Ma voi mi direte: nel corso degli anni la Disney si è impegnata a svecchiarsi e dipingere le sue principesse come meno indifese, delicate e pudiche. Ed è assolutamente vero. Infatti, dalla fine degli anni Ottanta siamo stati testimoni di un’ambiziosa e intraprendente sirena Ariel sfidare tutti per avverare il proprio sogno; Belle è stata dipinta come una ragazza coraggiosa e carismatica; Mulan addirittura ha mostrato che le donne potevano combattere tanto quanto gli uomini; Tiana è diventata la prima “principessa nera”; Elsa e Anna, nonostante non siano principesse ufficiali, hanno avuto il pregio di mettere in prima linea la sorellanza come mezzo per la loro felicità.
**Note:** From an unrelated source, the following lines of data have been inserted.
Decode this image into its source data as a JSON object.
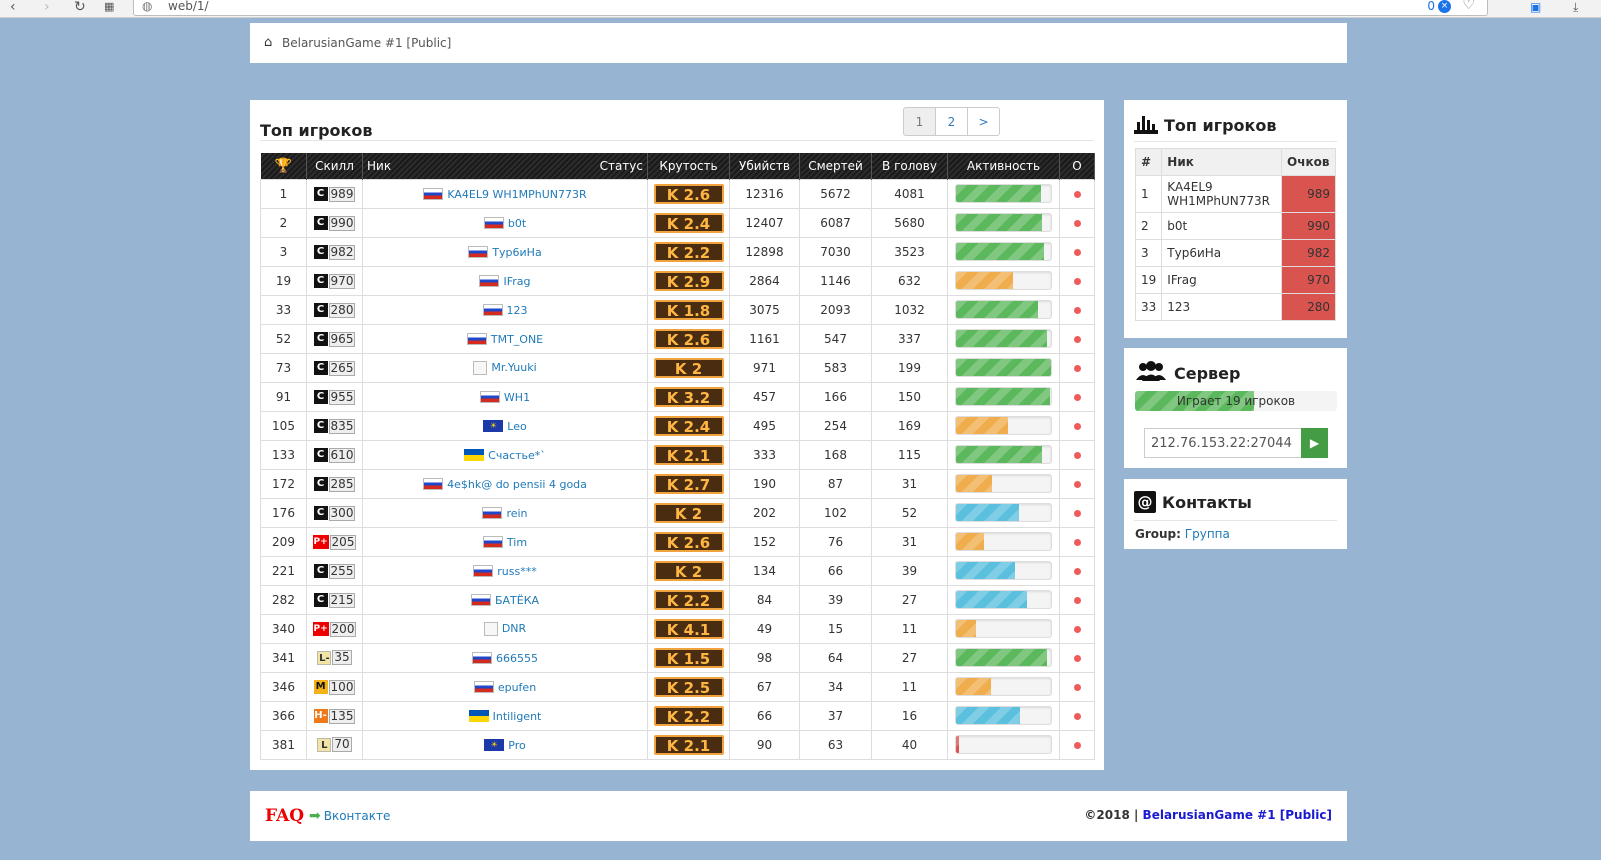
{
  "browser": {
    "url": "web/1/",
    "zoom": "0"
  },
  "breadcrumb": {
    "label": "BelarusianGame #1 [Public]"
  },
  "main": {
    "title": "Топ игроков",
    "pager": [
      "1",
      "2",
      ">"
    ],
    "headers": [
      "Скилл",
      "Ник",
      "Статус",
      "Крутость",
      "Убийств",
      "Смертей",
      "В голову",
      "Активность",
      "О"
    ],
    "rows": [
      {
        "rank": "1",
        "badge": "C",
        "skill": "989",
        "flag": "ru",
        "nick": "KA4EL9 WH1MPhUN773R",
        "k": "K 2.6",
        "kills": "12316",
        "deaths": "5672",
        "hs": "4081",
        "act": 0.89,
        "color": "g"
      },
      {
        "rank": "2",
        "badge": "C",
        "skill": "990",
        "flag": "ru",
        "nick": "b0t",
        "k": "K 2.4",
        "kills": "12407",
        "deaths": "6087",
        "hs": "5680",
        "act": 0.91,
        "color": "g"
      },
      {
        "rank": "3",
        "badge": "C",
        "skill": "982",
        "flag": "ru",
        "nick": "Тур6иНа",
        "k": "K 2.2",
        "kills": "12898",
        "deaths": "7030",
        "hs": "3523",
        "act": 0.93,
        "color": "g"
      },
      {
        "rank": "19",
        "badge": "C",
        "skill": "970",
        "flag": "ru",
        "nick": "IFrag",
        "k": "K 2.9",
        "kills": "2864",
        "deaths": "1146",
        "hs": "632",
        "act": 0.6,
        "color": "o"
      },
      {
        "rank": "33",
        "badge": "C",
        "skill": "280",
        "flag": "ru",
        "nick": "123",
        "k": "K 1.8",
        "kills": "3075",
        "deaths": "2093",
        "hs": "1032",
        "act": 0.86,
        "color": "g"
      },
      {
        "rank": "52",
        "badge": "C",
        "skill": "965",
        "flag": "ru",
        "nick": "TMT_ONE",
        "k": "K 2.6",
        "kills": "1161",
        "deaths": "547",
        "hs": "337",
        "act": 0.96,
        "color": "g"
      },
      {
        "rank": "73",
        "badge": "C",
        "skill": "265",
        "flag": "img",
        "nick": "Mr.Yuuki",
        "k": "K 2",
        "kills": "971",
        "deaths": "583",
        "hs": "199",
        "act": 1.0,
        "color": "g"
      },
      {
        "rank": "91",
        "badge": "C",
        "skill": "955",
        "flag": "ru",
        "nick": "WH1",
        "k": "K 3.2",
        "kills": "457",
        "deaths": "166",
        "hs": "150",
        "act": 0.99,
        "color": "g"
      },
      {
        "rank": "105",
        "badge": "C",
        "skill": "835",
        "flag": "kz",
        "nick": "Leo",
        "k": "K 2.4",
        "kills": "495",
        "deaths": "254",
        "hs": "169",
        "act": 0.55,
        "color": "o"
      },
      {
        "rank": "133",
        "badge": "C",
        "skill": "610",
        "flag": "ua",
        "nick": "Счастье*`",
        "k": "K 2.1",
        "kills": "333",
        "deaths": "168",
        "hs": "115",
        "act": 0.91,
        "color": "g"
      },
      {
        "rank": "172",
        "badge": "C",
        "skill": "285",
        "flag": "ru",
        "nick": "4e$hk@ do pensii 4 goda",
        "k": "K 2.7",
        "kills": "190",
        "deaths": "87",
        "hs": "31",
        "act": 0.38,
        "color": "o"
      },
      {
        "rank": "176",
        "badge": "C",
        "skill": "300",
        "flag": "ru",
        "nick": "rein",
        "k": "K 2",
        "kills": "202",
        "deaths": "102",
        "hs": "52",
        "act": 0.66,
        "color": "b"
      },
      {
        "rank": "209",
        "badge": "P+",
        "skill": "205",
        "flag": "ru",
        "nick": "Tim",
        "k": "K 2.6",
        "kills": "152",
        "deaths": "76",
        "hs": "31",
        "act": 0.29,
        "color": "o"
      },
      {
        "rank": "221",
        "badge": "C",
        "skill": "255",
        "flag": "ru",
        "nick": "russ***",
        "k": "K 2",
        "kills": "134",
        "deaths": "66",
        "hs": "39",
        "act": 0.62,
        "color": "b"
      },
      {
        "rank": "282",
        "badge": "C",
        "skill": "215",
        "flag": "ru",
        "nick": "БАТЁКА",
        "k": "K 2.2",
        "kills": "84",
        "deaths": "39",
        "hs": "27",
        "act": 0.75,
        "color": "b"
      },
      {
        "rank": "340",
        "badge": "P+",
        "skill": "200",
        "flag": "img",
        "nick": "DNR",
        "k": "K 4.1",
        "kills": "49",
        "deaths": "15",
        "hs": "11",
        "act": 0.21,
        "color": "o"
      },
      {
        "rank": "341",
        "badge": "L-",
        "skill": "35",
        "flag": "ru",
        "nick": "666555",
        "k": "K 1.5",
        "kills": "98",
        "deaths": "64",
        "hs": "27",
        "act": 0.96,
        "color": "g"
      },
      {
        "rank": "346",
        "badge": "M",
        "skill": "100",
        "flag": "ru",
        "nick": "epufen",
        "k": "K 2.5",
        "kills": "67",
        "deaths": "34",
        "hs": "11",
        "act": 0.37,
        "color": "o"
      },
      {
        "rank": "366",
        "badge": "H-",
        "skill": "135",
        "flag": "ua",
        "nick": "Intiligent",
        "k": "K 2.2",
        "kills": "66",
        "deaths": "37",
        "hs": "16",
        "act": 0.67,
        "color": "b"
      },
      {
        "rank": "381",
        "badge": "L",
        "skill": "70",
        "flag": "kz",
        "nick": "Pro",
        "k": "K 2.1",
        "kills": "90",
        "deaths": "63",
        "hs": "40",
        "act": 0.03,
        "color": "r"
      }
    ]
  },
  "sidebar": {
    "top": {
      "title": "Топ игроков",
      "headers": [
        "#",
        "Ник",
        "Очков"
      ],
      "rows": [
        {
          "rank": "1",
          "nick": "KA4EL9 WH1MPhUN773R",
          "pts": "989"
        },
        {
          "rank": "2",
          "nick": "b0t",
          "pts": "990"
        },
        {
          "rank": "3",
          "nick": "Тур6иНа",
          "pts": "982"
        },
        {
          "rank": "19",
          "nick": "IFrag",
          "pts": "970"
        },
        {
          "rank": "33",
          "nick": "123",
          "pts": "280"
        }
      ]
    },
    "server": {
      "title": "Сервер",
      "players_text": "Играет 19 игроков",
      "fill": 0.59,
      "address": "212.76.153.22:27044"
    },
    "contacts": {
      "title": "Контакты",
      "group_label": "Group:",
      "group_link": "Группа"
    }
  },
  "footer": {
    "faq": "FAQ",
    "vk": "Вконтакте",
    "copy": "©2018 |",
    "server_name": "BelarusianGame #1 [Public]"
  },
  "colors": {
    "background": "#98b4d3",
    "link": "#1f7ab9",
    "green": "#5cb85c",
    "orange": "#f0ad4e",
    "blue": "#5bc0de",
    "red": "#d9534f"
  }
}
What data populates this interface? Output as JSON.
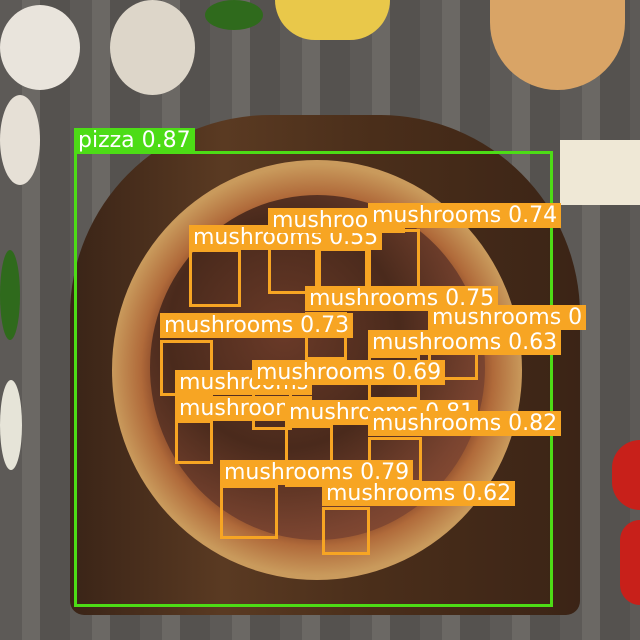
{
  "detections": [
    {
      "label": "pizza 0.87",
      "color": "#4ddc16"
    },
    {
      "label": "mushrooms 0.55",
      "color": "#f7a523"
    },
    {
      "label": "mushrooms",
      "color": "#f7a523"
    },
    {
      "label": "mushrooms 0.74",
      "color": "#f7a523"
    },
    {
      "label": "mushrooms 0.75",
      "color": "#f7a523"
    },
    {
      "label": "mushrooms 0",
      "color": "#f7a523"
    },
    {
      "label": "mushrooms 0.73",
      "color": "#f7a523"
    },
    {
      "label": "mushrooms 0.63",
      "color": "#f7a523"
    },
    {
      "label": "mushrooms",
      "color": "#f7a523"
    },
    {
      "label": "mushrooms 0.69",
      "color": "#f7a523"
    },
    {
      "label": "mushrooms",
      "color": "#f7a523"
    },
    {
      "label": "mushrooms 0.81",
      "color": "#f7a523"
    },
    {
      "label": "mushrooms 0.82",
      "color": "#f7a523"
    },
    {
      "label": "mushrooms 0.79",
      "color": "#f7a523"
    },
    {
      "label": "mushrooms 0.62",
      "color": "#f7a523"
    }
  ]
}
Una piccola rivoluzione c’è stata e continua ad esserci, un po’ come quell’impavida di Fantaghirò negli anni Novanta.
Tuttavia, nonostante questi importanti cambiamenti, nell’immaginario comune le principesse Disney sono ragazze deboli ed indifese che hanno sempre bisogno di un uomo per il loro lieto fine. E non ci possiamo stupire di questo. La nostra cultura – e come “nostra” intendo quella occidentale – concepisce la poverella di turno – ovvero prima che un fatidico principe con il cavallo bianco si accorga di lei e la porti in salvo facendola vivere per sempre in un castello – che lava, stira, cucina e pulisce tutto il giorno. Non vediamo (quasi) mai una principessa lavorare o combattere, fare sport o studiare. Anche per le antagoniste vale la stessa cosa, queste sono impegnate 24 ore su 24 a pensare come eliminare quella che secondo loro è più bella, come se l’avvenenza fisica fosse l’unico modo per essere realizzate.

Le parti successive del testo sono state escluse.